From the very moment IMperfect begins, we are aware that everything we see will be under our closest scrutiny. Peering into the petri dish of indiscernible goo that will eventually differentiate into the Perfect Arcadia, we focus in on a future humanoid population obsessed with perfection. Love and affection rarely enter the picture, as Marcas’s vow to Chloe skips the emotional standards, promising instead to provide her the perfect life. The story of manipulating genetics and the forces of the universe to bolster a future perfect is really mere window dressing in this film. We are attracted to the glittery storefront and all of it’s enticing wares, but Andersen continually reminds us that we can only admire the inventory from behind the glass. Much of the film takes place observationally, the human interaction being conducted in front of us at a safe distance. Often the dialog is delivered from behind glass, through bedroom windows or hovering high above in free floating discorporation as adults tryst in the orange and purple neon of their primal DNA. The overall voyeuristic theme of IMperfect is excellent and intentional, illustrating the strong, intimate aversion Director Andersen has to a lifetime of scrutiny. The film also provides a periscope to a future imperfect. Mildly Orwellian recurring corporate logo’s appear everywhere. Big Brother indeed exists, but only peripherally, innocuously. Freely brought into the home in a child’s game or an entertaining phone app.

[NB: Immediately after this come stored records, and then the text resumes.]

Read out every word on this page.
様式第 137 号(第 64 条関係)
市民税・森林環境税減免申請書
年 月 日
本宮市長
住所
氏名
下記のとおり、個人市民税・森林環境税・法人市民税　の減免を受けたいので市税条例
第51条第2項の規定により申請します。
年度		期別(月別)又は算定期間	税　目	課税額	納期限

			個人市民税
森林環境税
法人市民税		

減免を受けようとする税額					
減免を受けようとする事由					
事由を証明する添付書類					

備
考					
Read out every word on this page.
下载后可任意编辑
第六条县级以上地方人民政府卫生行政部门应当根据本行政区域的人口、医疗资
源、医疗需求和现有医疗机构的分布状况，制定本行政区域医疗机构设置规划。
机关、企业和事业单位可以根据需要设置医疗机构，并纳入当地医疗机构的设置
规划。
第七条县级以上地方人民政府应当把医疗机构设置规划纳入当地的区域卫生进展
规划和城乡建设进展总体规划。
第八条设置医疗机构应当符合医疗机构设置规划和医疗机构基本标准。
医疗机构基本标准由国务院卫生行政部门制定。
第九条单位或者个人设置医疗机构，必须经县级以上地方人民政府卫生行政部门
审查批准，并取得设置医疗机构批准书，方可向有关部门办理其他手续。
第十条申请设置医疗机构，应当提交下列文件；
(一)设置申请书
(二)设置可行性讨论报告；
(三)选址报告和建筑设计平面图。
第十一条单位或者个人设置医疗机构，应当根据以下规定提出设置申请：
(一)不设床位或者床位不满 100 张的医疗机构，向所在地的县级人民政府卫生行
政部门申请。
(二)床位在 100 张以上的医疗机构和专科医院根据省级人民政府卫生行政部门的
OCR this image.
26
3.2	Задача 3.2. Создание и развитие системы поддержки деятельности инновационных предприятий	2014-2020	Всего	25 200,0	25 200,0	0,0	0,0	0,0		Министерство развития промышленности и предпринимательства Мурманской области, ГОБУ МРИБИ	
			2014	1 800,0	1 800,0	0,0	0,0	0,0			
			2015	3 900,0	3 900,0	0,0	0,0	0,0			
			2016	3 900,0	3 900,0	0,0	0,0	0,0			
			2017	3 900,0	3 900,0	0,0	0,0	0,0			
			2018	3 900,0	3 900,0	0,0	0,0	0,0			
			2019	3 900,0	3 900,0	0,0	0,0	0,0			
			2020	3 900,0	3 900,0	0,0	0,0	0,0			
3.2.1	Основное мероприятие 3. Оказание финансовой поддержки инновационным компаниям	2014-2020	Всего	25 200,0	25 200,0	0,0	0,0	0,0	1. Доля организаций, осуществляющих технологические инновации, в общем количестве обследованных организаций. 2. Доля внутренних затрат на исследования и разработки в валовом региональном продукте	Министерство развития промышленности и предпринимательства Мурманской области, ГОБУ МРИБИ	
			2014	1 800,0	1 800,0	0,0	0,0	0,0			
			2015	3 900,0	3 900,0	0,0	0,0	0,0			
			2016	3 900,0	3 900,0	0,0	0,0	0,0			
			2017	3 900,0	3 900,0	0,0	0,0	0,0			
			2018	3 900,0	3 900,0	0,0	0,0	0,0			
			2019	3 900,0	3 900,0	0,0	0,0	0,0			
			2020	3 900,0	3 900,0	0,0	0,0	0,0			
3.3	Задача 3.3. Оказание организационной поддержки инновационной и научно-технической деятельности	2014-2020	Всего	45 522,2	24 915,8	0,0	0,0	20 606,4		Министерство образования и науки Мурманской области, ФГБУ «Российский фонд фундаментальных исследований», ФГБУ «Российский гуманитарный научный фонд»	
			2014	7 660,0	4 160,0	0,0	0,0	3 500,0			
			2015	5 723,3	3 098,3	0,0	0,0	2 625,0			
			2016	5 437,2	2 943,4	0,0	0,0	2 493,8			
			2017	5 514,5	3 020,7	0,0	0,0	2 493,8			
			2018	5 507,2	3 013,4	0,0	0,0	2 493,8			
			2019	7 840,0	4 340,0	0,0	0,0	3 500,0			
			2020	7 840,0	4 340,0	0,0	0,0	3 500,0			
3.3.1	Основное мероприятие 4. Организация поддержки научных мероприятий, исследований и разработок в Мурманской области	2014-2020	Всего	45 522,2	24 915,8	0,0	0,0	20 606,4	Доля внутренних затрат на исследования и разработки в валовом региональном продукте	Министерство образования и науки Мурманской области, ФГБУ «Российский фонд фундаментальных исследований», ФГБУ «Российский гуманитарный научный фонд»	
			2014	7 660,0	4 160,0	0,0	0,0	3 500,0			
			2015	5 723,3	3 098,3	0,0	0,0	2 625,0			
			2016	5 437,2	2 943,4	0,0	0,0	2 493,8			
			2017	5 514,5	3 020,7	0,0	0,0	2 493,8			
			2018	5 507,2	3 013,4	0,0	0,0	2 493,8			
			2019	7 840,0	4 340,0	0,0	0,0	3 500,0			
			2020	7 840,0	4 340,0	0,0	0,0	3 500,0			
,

While the film could easily fall into the category of the visions of a flawed future, there is certainly much more going on here. A shaking fist at those who have dictated to the aspiring director the proper course of his life, now or since childhood. But more than that, the film conveys an odd, almost indiscernible frustration with the mechanics of conception. It’s the system that has seemed to work all these years and it’s the one we are stuck with. IMperfect is more of an examination, an observation. A very personal letter written by director Ryan Thomas Andersen as a love letter to his benefactors, and a poison pen to his detractors.
Final Take – Rage against the baby machine.
IMperfect
- IMperfect
Summary
Genetic engineering for the perfect child creates an imperfect future for everybody.